20 November 2015

Governments should go after those who committed the bloody violence, but individuals should not blame whole groups of people for this latest tragedy.

THE nightmare is upon us again. More violence and bloodshed, more hate and more tears.

I spent Saturday morning searching for news of friends and family in Paris. A look at the locations of the incidents on a map showed that some of them were very near where an aunt of my daughter’s lives, so we had some anxious hours waiting to hear from her.

Thankfully, all our friends and relatives are safe.

Relief gave way to sadness and depression. Grief at the many lives lost, of young people who decided to go out and enjoy themselves that night.

This is every parent’s nightmare, that you let your children out because they are grown up enough and know how to take care of themselves. But then how could we have protected them from this?

How can we tell them that a football ­stadium, a concert hall and restaurants are unsafe places to be?

Or how to escape from a bomb or a gun-toting madman?

I wonder what mothers in the United States tell their children in the wake of all those shootings at schools? Surely not “don’t go to school”?

The most depressing thought is that the blame and recriminations will begin immediately.

Violence begets more violence, in the form of actual warfare most obviously but also more subtly in the form of words spoken or written, or actions taken, to corral certain people supposedly in the interest of “security”.

There is nothing new in this.

After the attack on Pearl Harbour in December 1941, between 110,000 and 120,000 Japanese-Americans living on the Pacific Coast were forced to relocate and incarcerated in camps in the interior, despite there being no evidence that they were at all disloyal to the country that most of them had been born in.

In 1980, President Jimmy Carter appointed the Commission on Wartime Relocation and Internment of Civilians.

The Commission’s report, titled Personal Justice Denied, found little evidence of Japanese disloyalty at the time and, concluding the incarceration had been the product of racism, recommended that the Government pay reparations to the survivors.

In 1988, President Ronald Reagan signed into law the Civil Liberties Act, which apologised for the internment on behalf of the US Government and authorised a payment of US$20,000 (RM87,665) to each individual camp survivor.

The legislation admitted that government actions were based on “race prejudice, war hysteria, and a failure of political leadership”.

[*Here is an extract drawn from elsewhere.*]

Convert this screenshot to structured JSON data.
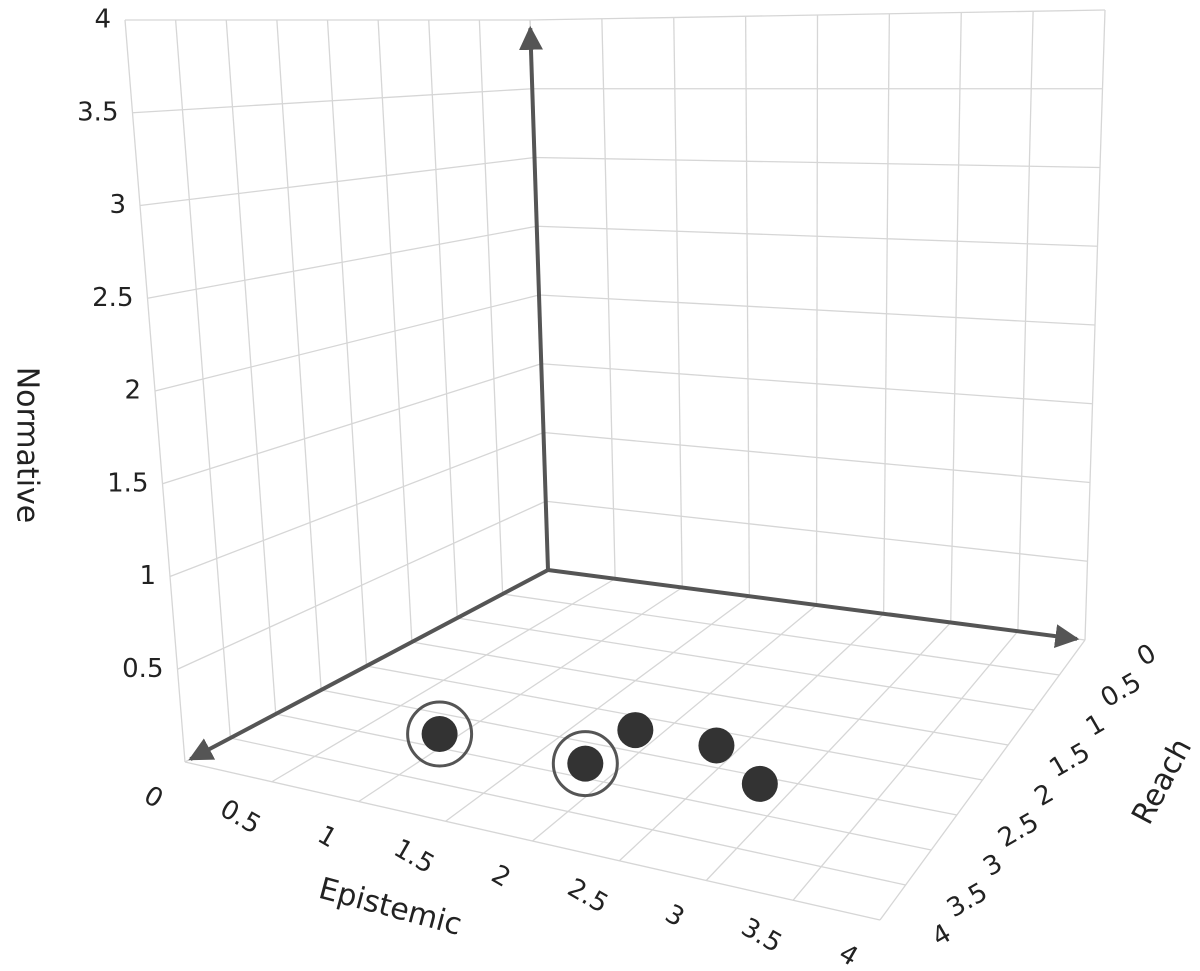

History, however, tends to be ignored, especially in the heat of anger.

The aftermath of Sept 11 ignored the lessons of World War II and undoubtedly they will be ignored again now.

The most favoured response is more violence, although this has never been proven to work, unless we count the dropping of the atomic bomb on Hiroshima and Nagasaki, the results of which are still debatable.

Far more insidiously depressing is the discovery that individuals are quick to blame whole groups of people for this latest tragedy, based on nothing more than speculation. Despite the fact that only a few people directly caused these murders, some are quite happy to take exceedingly discriminatory action against an entire community so that they may be “safe”. I wonder what assumptions lie beneath these?

Were the dead uniformly of one race and religion, when the population of France is as diverse as any country these days?

Yet there are some who don’t hesitate to suggest that every Muslim everywhere should be considered suspect.

Given that some live in a Muslim-majority country, how do they expect to even leave their house every day if they are going to worry that every Muslim they meet is waiting to kill them?

And since when have discriminatory acts against whole groups of people ever tamed them?

The black population of South Africa never took apartheid lying down.

African Americans fought against racial discrimination with the civil rights movement.

In our country, more and more people are opposed to race-based policies.

In all cases, the initial lack of response from governments has meant a withdrawal of support for that government and sometimes open rebellion.

Why therefore do we think that any discriminatory act against a particular faith community is going to elicit a different reaction?

What examples do we have of people willingly accepting humiliating discriminatory measures against them?

By all means, governments should go after the perpetrators of such bloody violence for the sake of the security of their people. But governments are no more rational than the human beings who lead them.

Between January 2012 and November 2015, there were almost 40 cases of fatal shootings at schools, colleges and universities in the US but the government has done nothing to stop access to guns.

Why should we expect rational responses by governments to cases of mass murders in even more public places?

Their only response to mass murder has been more mass murder, preferably far from their shores.

Meanwhile, we should examine our own attitudes towards others to see if we consider ourselves peacemakers, bridge builders or warmongers.

It starts in our own neighbourhoods, communities, villages, towns, cities and countries. And we should reflect whether what the Japanese-Americans in their internment camps suffered was just.